World Science Festival 2016

The World Science Festival which began in New York in 2008,  kicked off for the first time in Brisbane last night (9th March 2016) and will end this Sunday 13th March 2016).
You can see the program of events at http://www.worldsciencefestival.com.au/program-listing/
If you have an interest in physics or biology you will find quite a lot of activities, there is even a maths film, and a couple of coding activities.
I think one of the highlights of the festival will be 'Breakfast with the Brians", the Brians being Brian Greene (professor of physics and mathematics at Columbia University, who has written a number of books designed to make recent developments in physics accessible to everyone) and Brian Schmidt (Nobel Prize winning Australian National University astronomer).

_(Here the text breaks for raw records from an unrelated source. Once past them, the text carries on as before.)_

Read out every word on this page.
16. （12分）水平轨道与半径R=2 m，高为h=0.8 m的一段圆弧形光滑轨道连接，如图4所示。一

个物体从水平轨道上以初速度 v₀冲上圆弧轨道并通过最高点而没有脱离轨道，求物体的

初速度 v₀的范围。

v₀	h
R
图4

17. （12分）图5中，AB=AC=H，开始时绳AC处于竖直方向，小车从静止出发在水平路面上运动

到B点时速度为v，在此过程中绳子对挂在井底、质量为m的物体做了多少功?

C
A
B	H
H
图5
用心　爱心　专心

The discussion is to be moderated by arguably the best science journalist and broadcaster in Australia, Robyn Williams (Radio Nationals' "The Science Show" Saturdays at noon and repeated Thursday at 9pm, and "Ockham's Razor" Sundays at 7:45am).

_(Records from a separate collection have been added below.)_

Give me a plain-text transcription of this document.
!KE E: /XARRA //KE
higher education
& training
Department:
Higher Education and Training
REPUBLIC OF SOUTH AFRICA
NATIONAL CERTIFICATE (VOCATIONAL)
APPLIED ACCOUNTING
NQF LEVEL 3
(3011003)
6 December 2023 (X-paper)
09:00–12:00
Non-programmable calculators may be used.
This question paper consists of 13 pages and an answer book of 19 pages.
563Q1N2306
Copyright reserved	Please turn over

If your interest is primarily in the extraordinarily fascinating and fundamentally important discipline of chemistry, then, unfortunately, it seems your activities will  be limited to the rather hackneyed making of "slime" (borax and PVA glue) and "snow" (water added to sodium polyacrylate which can absorb hundreds of times its own mass in water causing it to "fluff up" and look vaguely like snow if you are 5 years old and have never seen snow) in the street science program.
Every day we rely on chemistry to keep us alive and functioning. Oxygen is successively extracted from the air we breathe and transported around the body to be used in chemical reactions. The products of those chemical reactions can be used immediately, stored for later use, or excreted, all by using particular chemical reactions. The same can be said for the food (including fluids that we ingest). How many times have you found yourself scrutinizing the ingredients list on a food packet to see how much "sodium", "sugar", "fat", "protein", etc it contains? And all of that is determined by chemical methods! Even when you are sick, you rely on chemists to develop drugs to make you better! As I sit here writing this, I am thankful for the developments in chemistry that provide the materials to make the computer I use, and the mug I drink my coffee out of. Later on, when I get in my car I am pleased to know that chemists have been essential in developing the materials used to make and fuel my car, and that chemists continue to make progress in developing renewable fuels and materials.
Without chemists I would not have access to modern surfactants to keep my clothes, and myself, clean. Nor would I have portable energy sources (batteries) to power my laptop, phone, torch, ipod etc Without chemists I would not have clean drinking water available through a tap in my kitchen, and maybe this is the problem ...
Do we take chemistry, and chemists, for granted?